JacobAllen's Rating of The Possession

Jacob's Review of The Possession

5 years ago via Rotten Tomatoes
The Possession

The Possession(2012)

Behold! The monthly horror movie based upon some individual's unfortunate encounter with a body-starved demon; this specter of unoriginal bile has plagued the industry for several years now. But, what's that? This one doesn't suck? Allow me to explain...

When I first gained knowledge of "The Possession" being an actual movie that'd soon find it's way in my local theater, all I could do was sigh in disbelief. This particular genre has been far-going and disappointing in all it's efforts to woo audiences. It was when I noticed that Sam Raimi was involved, that a beacon of hope appeared.

Sam Raimi is easily most famous for "The Evil Dead" trilogy, however his 2009 release, "Drag Me to Hell", was regarded by some to be one of the best horror movies of recent times, myself being one of those people. So, instantly, I knew this movie had potential.

A month after release, and likely in it's last week of screenings, I finally managed to catch this film with a friend. We unfortunately had missed the first few minutes of it, but got into the theater right as they introducing who would be the main characters.

Without spoiling, I will say that her and I felt a range of emotions throughout the film; we laughed, we turned our heads away in disgust, we jumped in our seats, we sympathized with struggles. We left the theater feeling very satisfied, addressing complaints, but overall agreeing that it was a great movie.

Lets be honest -- Is this movie terrifying? Not at all, unless the fact that the dybbuk box is a real object is a bit eerie to you. The movie has a few jump scares, and it plays on some primal fears that people may have, including broken glass and teeth (the two not combined, mind you). But overall, are you going to have nightmares about this film, or be reluctant to go to the bathroom late at night? It varies from person to person, but I'd say the general person wouldn't be frightened.

So, if the movie isn't that scary, why the high rating? Well, to be quite frank, it's hilarious! As I said, Sam Raimi is involved with this, and his brand of black humor certainly makes it's way into this movie. It's not strong, nor is it as apparent, but there are certain moments where you can't help but chuckle at what's occurring on the screen, simply because it's beyond the realm of what's "normal".

The cast is amazing and very refreshing; Both of the younger girls and Jeffrey Dean Morgan give great performances, and their characters truly grow on you. In regards to actors/actresses, the only complaint I have is Kyra Sedgwick. I've never been a fan of her, and this fan gives me no more reason to like her. Her performance is stiff and lacking in the same energy her co-stars presented. The very idea that her character would be involved with someone like Jeffrey's is a mystery greater than that of the Dybbuk Box itself.

One of my most favorite aspects of the film was cinematography; I can't really express how pleased I was with it all. A full day after seeing the movie, I still maintain images in my head of the house we're presented with early on in the movie; it's located in a residential development area, half-build houses surround the area, and wood chips cover much of the bare ground. It's an image that really sticks with you, and there are many like it. The lighting of the movie gives it a sense of gloom and doom, comparable to that of "The Ring". I honestly don't know what else I can say, other than it was just a really well-shot film, with perfect locations and perfect lighting.

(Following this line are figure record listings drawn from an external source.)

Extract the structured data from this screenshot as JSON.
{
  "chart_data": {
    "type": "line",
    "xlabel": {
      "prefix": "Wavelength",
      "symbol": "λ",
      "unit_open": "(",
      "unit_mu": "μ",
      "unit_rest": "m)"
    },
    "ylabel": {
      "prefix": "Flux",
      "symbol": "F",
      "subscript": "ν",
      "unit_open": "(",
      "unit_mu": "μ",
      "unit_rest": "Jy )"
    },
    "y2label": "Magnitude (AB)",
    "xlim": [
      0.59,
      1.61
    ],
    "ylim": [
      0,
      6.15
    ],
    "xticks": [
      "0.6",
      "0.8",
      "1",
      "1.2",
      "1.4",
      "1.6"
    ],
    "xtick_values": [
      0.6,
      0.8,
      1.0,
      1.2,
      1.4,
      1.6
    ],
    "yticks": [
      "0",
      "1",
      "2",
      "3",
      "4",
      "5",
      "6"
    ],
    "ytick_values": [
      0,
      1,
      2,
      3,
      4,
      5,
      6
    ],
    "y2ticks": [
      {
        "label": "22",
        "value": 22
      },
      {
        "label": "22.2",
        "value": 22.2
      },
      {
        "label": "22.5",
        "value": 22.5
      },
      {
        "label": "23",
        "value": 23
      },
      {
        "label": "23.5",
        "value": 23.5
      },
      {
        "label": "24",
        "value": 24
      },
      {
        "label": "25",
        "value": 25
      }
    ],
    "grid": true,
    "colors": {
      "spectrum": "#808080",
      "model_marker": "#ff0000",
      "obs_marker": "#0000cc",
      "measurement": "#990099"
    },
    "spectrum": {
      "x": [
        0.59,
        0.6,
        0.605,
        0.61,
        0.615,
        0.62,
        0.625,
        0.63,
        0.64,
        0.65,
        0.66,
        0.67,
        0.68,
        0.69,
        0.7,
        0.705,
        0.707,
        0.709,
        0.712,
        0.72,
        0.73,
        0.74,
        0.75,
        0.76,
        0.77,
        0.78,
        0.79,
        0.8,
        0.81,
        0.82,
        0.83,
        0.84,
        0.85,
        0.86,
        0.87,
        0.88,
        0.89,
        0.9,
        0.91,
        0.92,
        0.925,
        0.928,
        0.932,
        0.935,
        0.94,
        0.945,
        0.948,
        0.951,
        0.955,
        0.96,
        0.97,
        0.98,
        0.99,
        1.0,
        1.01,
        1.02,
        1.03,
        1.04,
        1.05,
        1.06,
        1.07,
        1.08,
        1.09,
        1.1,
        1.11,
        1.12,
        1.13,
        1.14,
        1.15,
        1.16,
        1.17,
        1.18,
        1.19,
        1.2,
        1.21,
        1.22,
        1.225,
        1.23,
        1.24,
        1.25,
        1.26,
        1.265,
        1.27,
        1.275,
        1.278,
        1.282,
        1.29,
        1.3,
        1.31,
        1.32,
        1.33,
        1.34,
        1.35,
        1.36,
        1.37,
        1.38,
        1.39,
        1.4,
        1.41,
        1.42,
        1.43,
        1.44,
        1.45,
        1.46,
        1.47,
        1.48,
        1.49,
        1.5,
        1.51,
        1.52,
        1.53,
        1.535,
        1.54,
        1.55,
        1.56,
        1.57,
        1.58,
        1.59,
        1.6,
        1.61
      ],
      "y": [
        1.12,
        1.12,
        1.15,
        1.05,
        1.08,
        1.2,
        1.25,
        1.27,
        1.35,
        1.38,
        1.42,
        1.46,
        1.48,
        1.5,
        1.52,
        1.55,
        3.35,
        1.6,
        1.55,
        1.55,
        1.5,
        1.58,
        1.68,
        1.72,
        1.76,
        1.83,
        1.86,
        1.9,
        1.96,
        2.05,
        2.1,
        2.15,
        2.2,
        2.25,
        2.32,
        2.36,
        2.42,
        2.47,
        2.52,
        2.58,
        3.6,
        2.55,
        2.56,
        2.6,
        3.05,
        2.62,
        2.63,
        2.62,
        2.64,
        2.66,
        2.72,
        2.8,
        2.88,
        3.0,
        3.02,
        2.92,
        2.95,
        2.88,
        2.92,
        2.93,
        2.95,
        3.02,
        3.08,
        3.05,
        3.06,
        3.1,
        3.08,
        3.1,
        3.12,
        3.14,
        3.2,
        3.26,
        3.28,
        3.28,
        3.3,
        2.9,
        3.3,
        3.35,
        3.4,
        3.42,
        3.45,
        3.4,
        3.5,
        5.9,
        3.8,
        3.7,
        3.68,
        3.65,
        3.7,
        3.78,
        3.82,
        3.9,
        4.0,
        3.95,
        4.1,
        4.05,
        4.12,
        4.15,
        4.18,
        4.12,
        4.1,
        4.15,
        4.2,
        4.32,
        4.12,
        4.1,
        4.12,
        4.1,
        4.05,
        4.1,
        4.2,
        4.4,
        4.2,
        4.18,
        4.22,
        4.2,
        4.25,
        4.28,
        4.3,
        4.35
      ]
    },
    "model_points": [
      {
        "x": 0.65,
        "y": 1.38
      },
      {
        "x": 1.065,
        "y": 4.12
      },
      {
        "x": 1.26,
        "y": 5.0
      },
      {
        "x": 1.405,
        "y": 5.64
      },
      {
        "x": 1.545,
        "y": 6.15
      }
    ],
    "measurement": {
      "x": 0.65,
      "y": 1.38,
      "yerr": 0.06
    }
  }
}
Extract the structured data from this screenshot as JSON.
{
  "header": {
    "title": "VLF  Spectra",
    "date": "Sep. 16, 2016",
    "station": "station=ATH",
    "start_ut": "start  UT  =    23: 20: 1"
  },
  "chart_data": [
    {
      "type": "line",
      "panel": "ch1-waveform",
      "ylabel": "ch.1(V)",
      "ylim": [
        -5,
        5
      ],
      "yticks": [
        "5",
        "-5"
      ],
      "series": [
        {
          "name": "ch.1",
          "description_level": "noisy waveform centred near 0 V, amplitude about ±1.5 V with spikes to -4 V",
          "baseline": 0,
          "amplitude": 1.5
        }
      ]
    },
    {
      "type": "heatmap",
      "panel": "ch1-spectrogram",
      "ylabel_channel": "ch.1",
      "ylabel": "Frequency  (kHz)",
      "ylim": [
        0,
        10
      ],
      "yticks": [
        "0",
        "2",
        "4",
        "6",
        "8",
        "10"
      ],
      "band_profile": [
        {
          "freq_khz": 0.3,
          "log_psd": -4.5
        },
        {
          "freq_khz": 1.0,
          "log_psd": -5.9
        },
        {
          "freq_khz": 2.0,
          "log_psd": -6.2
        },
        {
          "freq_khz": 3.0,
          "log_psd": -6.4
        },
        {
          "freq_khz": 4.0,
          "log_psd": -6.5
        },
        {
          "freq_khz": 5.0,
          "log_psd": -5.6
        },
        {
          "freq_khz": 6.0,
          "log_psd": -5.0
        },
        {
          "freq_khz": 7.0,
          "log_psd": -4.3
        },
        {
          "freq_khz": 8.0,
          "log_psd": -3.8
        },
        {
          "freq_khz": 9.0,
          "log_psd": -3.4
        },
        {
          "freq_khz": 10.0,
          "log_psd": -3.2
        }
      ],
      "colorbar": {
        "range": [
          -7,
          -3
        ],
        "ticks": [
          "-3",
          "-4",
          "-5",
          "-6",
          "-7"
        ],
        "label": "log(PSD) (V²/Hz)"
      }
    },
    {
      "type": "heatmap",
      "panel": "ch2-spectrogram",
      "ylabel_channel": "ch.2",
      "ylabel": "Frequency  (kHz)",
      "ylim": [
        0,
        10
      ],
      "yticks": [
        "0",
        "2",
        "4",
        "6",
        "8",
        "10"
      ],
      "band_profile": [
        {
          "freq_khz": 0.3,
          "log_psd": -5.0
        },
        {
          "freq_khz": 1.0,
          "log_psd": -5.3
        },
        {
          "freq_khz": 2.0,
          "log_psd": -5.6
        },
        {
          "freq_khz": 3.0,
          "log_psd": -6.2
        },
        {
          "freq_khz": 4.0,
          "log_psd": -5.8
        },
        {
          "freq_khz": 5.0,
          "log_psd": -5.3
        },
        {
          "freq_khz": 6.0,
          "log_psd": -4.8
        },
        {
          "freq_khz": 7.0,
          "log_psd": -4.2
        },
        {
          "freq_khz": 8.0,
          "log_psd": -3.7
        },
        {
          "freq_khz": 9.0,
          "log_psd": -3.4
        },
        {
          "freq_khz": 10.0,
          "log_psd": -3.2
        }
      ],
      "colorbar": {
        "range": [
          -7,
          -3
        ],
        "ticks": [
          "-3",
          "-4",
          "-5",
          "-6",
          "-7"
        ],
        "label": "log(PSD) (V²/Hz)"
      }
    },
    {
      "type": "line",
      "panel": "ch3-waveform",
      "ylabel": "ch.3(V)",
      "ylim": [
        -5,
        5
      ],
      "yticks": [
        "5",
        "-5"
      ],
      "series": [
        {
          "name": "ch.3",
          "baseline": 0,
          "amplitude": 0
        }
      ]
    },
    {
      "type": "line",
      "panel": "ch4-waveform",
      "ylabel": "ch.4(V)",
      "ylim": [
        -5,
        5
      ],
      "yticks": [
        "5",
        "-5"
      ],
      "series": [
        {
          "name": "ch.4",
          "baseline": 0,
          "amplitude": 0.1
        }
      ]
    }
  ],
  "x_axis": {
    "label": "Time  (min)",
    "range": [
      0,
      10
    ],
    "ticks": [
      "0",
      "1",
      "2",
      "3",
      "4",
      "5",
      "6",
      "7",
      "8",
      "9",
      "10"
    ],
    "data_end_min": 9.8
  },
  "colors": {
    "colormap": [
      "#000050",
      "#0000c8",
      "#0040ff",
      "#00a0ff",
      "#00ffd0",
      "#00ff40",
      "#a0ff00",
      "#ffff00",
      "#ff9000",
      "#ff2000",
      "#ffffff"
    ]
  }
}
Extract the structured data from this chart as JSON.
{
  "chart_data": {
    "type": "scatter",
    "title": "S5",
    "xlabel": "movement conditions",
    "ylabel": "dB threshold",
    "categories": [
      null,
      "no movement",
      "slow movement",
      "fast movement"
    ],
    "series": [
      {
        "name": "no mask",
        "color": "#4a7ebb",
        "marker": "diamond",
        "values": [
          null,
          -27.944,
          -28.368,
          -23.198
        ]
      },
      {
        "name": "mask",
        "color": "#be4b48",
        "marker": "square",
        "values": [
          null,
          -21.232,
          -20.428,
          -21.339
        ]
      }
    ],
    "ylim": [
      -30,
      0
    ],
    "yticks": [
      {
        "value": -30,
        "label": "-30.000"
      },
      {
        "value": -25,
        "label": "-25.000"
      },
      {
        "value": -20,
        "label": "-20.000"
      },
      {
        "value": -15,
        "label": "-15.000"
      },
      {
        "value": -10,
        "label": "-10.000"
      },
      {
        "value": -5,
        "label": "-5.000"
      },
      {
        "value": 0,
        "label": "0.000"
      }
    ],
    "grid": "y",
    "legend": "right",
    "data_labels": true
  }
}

So, in conclusion, "The Possession" isn't your standard possession film, ironically. Great performances, writing, direction, and cinematography have managed to create something truly differentiating from it's sub-genre. Does the film have it's qualms? Sure! Overabundant use of CGI and some of the actions of the characters certainly take away from this film, but overall, the entertainment it brings certainly outweighs any complaints you may have. I can only hope the blatant title of "The Possession" signifies the end-all, be-all of the possession genre for the next few years, unless of course, Sam Raimi wants to provide insight once more, whether it be director or producer, in which case, I eagerly await whatever is in store!